PSEG has advocated that EPA institute the strongest possible standards for both rules. That is partly because after the PSEG spent more than $1.3 billion on its back-end technology effort at its two New Jersey coal plants, the company would likely benefit from any rule that would force competitors to spend huge sums to upgrade their plants.

But Svenson said the company also fundamentally believes that strong rules make good public policy as well as good business sense.

"We don't see a train wreck from that type of regulation," Svenson said. "We are a company that is out there right in the forefront saying do it, get it done."

Svenson's only issue with the NAACP report is that it is based partly on six-year-old data.

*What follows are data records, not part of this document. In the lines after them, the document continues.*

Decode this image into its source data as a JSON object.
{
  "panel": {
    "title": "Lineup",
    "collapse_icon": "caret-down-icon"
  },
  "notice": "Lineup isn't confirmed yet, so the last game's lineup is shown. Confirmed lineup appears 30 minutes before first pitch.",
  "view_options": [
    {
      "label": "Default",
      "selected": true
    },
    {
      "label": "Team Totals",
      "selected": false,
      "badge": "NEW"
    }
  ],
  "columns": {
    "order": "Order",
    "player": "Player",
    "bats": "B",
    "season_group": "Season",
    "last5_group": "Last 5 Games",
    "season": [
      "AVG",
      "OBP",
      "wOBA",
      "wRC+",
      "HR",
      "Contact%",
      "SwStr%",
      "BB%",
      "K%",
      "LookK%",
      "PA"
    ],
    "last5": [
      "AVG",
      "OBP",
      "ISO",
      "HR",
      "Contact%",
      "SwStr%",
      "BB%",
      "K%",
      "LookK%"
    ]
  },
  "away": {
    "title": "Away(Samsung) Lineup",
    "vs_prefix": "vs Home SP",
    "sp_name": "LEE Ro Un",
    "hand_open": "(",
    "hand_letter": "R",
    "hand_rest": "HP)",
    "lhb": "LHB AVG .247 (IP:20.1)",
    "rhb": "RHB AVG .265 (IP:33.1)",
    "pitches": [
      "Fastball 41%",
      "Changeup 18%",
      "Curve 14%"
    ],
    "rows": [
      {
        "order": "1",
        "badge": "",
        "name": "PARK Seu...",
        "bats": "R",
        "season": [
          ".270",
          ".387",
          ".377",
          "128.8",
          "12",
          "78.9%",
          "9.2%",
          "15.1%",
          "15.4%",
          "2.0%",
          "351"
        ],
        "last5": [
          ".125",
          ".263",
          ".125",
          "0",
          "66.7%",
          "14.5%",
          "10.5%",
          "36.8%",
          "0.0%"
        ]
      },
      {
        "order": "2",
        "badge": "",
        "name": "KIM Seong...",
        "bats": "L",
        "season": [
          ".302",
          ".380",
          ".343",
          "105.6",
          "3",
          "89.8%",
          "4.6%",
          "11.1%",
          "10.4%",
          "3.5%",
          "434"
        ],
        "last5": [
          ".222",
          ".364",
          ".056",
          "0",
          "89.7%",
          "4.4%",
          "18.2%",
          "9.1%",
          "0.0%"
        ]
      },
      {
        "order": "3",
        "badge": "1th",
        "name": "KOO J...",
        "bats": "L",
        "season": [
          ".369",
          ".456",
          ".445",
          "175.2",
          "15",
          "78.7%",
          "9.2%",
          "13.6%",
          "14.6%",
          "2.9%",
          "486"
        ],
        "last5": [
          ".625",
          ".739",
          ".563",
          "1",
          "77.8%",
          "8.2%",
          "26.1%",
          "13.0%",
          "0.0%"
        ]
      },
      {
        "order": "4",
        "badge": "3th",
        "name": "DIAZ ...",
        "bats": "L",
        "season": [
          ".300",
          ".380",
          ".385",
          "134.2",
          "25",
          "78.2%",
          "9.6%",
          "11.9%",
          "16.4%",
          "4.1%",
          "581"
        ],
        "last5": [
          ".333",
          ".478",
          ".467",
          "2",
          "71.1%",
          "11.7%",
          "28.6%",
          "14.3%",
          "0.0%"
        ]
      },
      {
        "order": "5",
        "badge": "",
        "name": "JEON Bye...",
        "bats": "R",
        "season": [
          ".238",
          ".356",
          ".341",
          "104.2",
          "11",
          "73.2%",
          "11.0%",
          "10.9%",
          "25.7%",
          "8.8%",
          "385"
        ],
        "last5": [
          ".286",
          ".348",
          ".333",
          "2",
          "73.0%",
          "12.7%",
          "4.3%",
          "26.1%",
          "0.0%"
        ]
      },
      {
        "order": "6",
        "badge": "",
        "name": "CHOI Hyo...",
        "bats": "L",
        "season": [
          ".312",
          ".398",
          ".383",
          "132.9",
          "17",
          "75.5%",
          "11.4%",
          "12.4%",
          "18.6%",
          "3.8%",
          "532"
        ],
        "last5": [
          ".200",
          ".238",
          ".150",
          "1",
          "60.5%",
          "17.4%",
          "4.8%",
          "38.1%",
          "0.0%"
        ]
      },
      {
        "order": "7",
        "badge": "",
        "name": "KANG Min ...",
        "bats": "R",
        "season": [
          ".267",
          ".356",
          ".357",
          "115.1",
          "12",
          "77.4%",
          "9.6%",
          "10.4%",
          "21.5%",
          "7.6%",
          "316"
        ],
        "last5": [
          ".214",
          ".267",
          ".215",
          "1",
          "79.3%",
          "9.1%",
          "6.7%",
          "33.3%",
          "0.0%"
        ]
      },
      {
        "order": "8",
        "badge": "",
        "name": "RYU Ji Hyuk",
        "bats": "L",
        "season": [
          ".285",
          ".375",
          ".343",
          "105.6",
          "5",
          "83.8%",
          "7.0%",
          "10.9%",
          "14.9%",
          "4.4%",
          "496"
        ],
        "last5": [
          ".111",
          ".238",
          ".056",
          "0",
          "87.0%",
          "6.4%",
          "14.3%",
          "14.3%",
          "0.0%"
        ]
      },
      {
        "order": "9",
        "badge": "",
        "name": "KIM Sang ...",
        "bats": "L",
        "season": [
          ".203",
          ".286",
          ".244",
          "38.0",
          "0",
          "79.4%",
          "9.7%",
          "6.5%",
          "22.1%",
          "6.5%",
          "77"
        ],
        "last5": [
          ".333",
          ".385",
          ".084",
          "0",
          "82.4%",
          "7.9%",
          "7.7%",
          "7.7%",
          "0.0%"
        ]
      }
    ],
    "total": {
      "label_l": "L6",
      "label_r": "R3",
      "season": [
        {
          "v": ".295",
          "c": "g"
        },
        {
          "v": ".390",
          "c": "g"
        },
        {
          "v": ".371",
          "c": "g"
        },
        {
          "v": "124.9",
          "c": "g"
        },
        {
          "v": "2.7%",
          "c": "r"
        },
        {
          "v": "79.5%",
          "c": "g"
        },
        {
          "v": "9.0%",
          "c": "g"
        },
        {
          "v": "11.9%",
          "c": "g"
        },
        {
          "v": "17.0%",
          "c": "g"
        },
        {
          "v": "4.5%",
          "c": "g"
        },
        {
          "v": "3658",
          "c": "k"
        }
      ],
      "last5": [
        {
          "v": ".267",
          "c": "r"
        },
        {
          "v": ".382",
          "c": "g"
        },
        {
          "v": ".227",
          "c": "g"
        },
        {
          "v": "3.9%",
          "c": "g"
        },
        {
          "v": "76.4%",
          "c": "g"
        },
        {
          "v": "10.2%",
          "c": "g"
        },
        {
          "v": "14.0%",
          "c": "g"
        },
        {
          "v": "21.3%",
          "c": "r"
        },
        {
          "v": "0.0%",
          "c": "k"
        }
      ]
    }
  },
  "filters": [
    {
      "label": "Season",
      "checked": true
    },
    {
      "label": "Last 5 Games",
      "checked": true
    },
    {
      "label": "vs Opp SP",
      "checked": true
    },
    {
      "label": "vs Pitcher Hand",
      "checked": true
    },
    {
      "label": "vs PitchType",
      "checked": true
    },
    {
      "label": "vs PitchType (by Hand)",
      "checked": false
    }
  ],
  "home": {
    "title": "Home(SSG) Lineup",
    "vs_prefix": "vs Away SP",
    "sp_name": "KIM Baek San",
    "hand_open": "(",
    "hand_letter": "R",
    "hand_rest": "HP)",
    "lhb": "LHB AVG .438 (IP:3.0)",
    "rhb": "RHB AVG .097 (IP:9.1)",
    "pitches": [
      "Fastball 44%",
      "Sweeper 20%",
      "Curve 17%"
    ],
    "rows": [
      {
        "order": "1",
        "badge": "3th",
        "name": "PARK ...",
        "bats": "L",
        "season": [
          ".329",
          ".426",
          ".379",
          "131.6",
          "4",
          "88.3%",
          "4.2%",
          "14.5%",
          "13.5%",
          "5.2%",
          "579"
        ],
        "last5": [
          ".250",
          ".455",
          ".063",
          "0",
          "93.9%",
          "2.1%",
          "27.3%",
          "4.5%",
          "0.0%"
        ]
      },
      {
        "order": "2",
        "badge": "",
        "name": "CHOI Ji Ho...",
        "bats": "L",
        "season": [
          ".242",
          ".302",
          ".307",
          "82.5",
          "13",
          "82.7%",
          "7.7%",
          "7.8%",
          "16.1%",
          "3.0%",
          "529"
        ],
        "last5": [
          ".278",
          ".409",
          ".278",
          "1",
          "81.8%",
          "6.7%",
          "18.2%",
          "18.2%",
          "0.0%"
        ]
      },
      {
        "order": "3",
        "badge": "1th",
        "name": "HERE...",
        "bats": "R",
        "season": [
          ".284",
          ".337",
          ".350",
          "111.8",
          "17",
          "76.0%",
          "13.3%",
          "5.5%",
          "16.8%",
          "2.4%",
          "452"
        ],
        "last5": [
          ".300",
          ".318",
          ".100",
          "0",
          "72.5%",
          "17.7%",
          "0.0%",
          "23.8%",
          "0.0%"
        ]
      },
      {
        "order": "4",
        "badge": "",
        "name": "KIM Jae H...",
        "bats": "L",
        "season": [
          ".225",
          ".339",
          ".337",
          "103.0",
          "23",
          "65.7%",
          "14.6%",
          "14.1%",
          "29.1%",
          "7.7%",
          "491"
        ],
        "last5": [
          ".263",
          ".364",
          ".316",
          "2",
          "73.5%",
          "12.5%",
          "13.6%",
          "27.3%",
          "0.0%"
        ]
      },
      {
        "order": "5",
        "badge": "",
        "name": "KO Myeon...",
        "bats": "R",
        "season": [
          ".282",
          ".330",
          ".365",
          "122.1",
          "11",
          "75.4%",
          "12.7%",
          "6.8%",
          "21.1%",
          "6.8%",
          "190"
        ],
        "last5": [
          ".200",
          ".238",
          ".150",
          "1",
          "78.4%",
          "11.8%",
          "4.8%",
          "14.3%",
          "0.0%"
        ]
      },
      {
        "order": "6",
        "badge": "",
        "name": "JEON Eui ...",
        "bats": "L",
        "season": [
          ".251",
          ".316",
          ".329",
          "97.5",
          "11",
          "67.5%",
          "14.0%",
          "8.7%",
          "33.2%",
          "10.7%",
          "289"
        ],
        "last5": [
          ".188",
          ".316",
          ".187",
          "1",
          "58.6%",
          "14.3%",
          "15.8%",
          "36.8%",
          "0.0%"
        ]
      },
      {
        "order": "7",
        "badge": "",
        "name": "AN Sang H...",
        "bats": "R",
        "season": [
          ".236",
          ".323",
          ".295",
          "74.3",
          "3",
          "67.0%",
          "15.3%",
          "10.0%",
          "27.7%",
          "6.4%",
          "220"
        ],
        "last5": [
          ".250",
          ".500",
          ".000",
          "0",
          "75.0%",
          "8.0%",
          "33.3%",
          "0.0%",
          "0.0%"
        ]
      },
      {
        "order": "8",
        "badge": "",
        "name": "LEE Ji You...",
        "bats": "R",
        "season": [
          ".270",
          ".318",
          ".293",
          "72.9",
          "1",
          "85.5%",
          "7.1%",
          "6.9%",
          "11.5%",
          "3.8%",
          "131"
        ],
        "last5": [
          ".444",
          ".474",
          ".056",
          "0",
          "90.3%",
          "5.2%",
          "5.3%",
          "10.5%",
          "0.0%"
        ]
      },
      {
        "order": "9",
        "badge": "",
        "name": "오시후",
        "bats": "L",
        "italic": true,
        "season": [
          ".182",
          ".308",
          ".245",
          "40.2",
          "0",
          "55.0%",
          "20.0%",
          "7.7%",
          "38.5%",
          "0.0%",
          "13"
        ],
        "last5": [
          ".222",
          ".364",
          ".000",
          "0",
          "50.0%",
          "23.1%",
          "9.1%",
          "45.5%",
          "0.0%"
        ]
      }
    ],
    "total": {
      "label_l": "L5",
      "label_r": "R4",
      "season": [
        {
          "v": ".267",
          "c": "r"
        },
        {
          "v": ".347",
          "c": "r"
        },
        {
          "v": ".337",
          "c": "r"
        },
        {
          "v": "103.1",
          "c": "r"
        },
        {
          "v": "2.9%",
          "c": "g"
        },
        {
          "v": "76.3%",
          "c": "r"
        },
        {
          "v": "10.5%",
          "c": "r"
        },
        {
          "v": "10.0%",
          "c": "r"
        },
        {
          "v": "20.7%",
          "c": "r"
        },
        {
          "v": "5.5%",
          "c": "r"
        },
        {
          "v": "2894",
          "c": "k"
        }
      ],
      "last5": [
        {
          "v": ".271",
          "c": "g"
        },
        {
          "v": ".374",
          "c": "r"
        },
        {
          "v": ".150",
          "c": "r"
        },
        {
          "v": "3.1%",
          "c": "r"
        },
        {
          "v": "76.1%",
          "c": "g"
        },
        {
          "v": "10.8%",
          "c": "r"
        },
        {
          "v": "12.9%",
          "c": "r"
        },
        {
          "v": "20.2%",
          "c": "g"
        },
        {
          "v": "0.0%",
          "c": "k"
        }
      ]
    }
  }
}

"They need to be more attentive to the quality of data they are using," he said, "so they can't be discredited in the public policy debate."

NAACP Climate Justice Initiative director Jacqueline Patterson, who is traveling the country as part of the effort to highlight the poorest performing coal power plants, said last week her group is already working to update the "Coal Blooded" report with the latest pollution statistics.

But Patterson said that given the Hudson generating station's history and the fact that it won't be closing soon, it is fair to highlight the plant and educate the local community about the dangers of coal-fired power and the disproportionate effect it has on minorities.

"It's great that they've done the upgrades in terms of levels of emissions," Patterson said. But "it's a question of a little bit of arsenic is better than a lot of arsenic. But no arsenic is better than some arsenic."

EPA's Evangelista acknowledged the concern but said that he doesn't believe the agency is in the position to dictate what PSEG uses to fire its plant. His air compliance colleague, Lavigna, agreed that EPA can only make sure the company complies with the standards that are in place for whatever fuel it uses.

In the end, the battle over the Hudson generating station seems be caught in the catch-22 that Harper pointed out while walking along Duffield Avenue last week: While PSEG has made a massive investment to clean up the plant, it has also added years to the the facility's lifespan.

"We need to acknowledge that we shouldn't power this country with coal for the next 50 years," said Doug O'Malley of Environment New Jersey, which has battled PSEG over concerns at the Hudson plant since the 1990s.

"Clearly we are not going to flip the switch on America's coal plants tomorrow, but we do need to clean them up and we need to plan how to convert to a clean energy technology. ... We need the state to adopt a energy plan that phases out the Hudson generating station."